With software pressed onto physical media, you couldn’t provide instant support even if you wanted to.
Many years of programming here as well, either as a hobby, while studying or for work.
My main driving motivator after 32 years in the industry is that I still love to code and do problem solving. I have been fortunate to have been working on interesting and challenging tasks with very nice people throughout my career.
And I still enjoy learning new stuff, so never stop learning.
A short chronicle of my linguistic adventures in the computing domain during this 40+ year-long programming journey, although some are just vague memories at this point, like "fingerprints on an abandoned handrail" (Bob Mortimer):
1. Basic
2. Assembly (6502 and 68000) C64 and Amiga Demo Scene
I will let you in on a little secret. Very few devs, full stack or otherwise, remember everything on any non-trivial system. What the experience gives you is the ability to read and comprehend code that is new to you very quickly. And “new to you” code includes code you wrote a year ago and haven’t touched since.
> And “new to you” code includes code you wrote a year ago and haven’t touched since.
True, dat. I write code and documentation for future Me[0].
I can’t remember lots of stuff, and Google the most basic stuff, every day.
But my stuff ships, works well, and tends to last. I think actual results can count. That seems to be a minority opinion, these days, but what do I know? I have to Google basic stuff, so I suppose that means I don’t know what I’m doing.
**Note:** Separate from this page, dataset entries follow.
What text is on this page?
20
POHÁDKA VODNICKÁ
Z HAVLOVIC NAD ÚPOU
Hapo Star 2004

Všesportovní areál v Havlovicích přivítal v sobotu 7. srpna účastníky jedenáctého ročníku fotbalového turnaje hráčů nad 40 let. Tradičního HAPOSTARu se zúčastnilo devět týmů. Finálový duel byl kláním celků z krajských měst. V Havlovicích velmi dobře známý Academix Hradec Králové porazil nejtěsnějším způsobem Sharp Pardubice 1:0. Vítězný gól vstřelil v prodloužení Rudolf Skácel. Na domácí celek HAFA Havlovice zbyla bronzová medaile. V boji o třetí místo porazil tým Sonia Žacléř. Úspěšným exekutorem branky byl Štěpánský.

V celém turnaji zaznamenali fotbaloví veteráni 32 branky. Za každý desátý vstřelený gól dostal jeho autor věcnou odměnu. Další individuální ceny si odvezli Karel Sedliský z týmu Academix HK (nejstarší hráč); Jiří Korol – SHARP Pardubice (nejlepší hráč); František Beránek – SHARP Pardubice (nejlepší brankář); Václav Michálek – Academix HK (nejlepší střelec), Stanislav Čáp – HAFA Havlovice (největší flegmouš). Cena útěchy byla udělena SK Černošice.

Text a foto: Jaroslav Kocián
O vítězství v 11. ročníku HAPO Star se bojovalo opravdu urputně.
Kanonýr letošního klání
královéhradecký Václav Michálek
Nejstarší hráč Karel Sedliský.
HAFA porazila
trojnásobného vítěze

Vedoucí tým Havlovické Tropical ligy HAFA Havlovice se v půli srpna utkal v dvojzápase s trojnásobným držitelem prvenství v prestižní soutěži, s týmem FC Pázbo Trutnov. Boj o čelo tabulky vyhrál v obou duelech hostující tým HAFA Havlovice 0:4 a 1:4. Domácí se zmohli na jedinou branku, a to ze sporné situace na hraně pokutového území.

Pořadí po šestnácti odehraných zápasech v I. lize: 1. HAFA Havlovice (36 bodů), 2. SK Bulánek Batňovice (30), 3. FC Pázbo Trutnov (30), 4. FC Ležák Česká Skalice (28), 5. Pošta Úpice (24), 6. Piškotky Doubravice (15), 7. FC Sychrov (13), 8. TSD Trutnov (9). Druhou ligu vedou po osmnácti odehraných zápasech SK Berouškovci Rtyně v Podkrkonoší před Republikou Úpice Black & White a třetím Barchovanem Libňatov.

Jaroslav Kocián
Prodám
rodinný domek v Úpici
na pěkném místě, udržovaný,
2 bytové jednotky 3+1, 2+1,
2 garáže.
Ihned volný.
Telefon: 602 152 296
There’s a difference between full stack and solo developers. There’s absolute overlap, but being aware of the stack and actually being the person who put it all together are different.
All my solo projects I was intimately familiar with. Start adding people and you naturally start losing complete grasp of the project.
In the current zeitgeist it's a sensitive topic, but quite explicitly the article said not to hire people just because they think the same. The author warns against getting stuck in a local maximum. I don't think it has anything to do with current day diversity quotas.
This is still the case in many companies I (founder of a small troubleshooting company; we search out problematic large, cash rich companies like these; they all have failing processes and IT all over the place) meet with; sometimes it's frowned upon, but often simply no one takes notes. Which shows these meetings (almost all meetings I go into) are a complete charade of managers wanting to show they have 'something important to do, really!' (somehow there are often 10+ people there). I am in meetings (including Zoom etc and irl) where i'm sure no-one really heard or understood what anyone else said (different accents of English from different countries and background and of course, no one can say anything because we all have to respect people etc); no notes, no recordings (and of course, the captions of the video chat or my phone didn't understand anything that was said either), while someone was explaining quite difficult, in depth stuff, for 2-3 hours. Afterwards, the stuff is rehashed in a 15 minute text chat with the person who explained the difficult stuff; why didn't they write it down in the first place and forgo the meeting? Because half(that's generous, it's more like 80%) of the room should have no (high paying) job; they are just there for being there.
Ah, the enterprise world, such joys; I enjoy it as I threat it like a cosmic joke; it's a comedy show, not unlike The Office including the main characters high pay.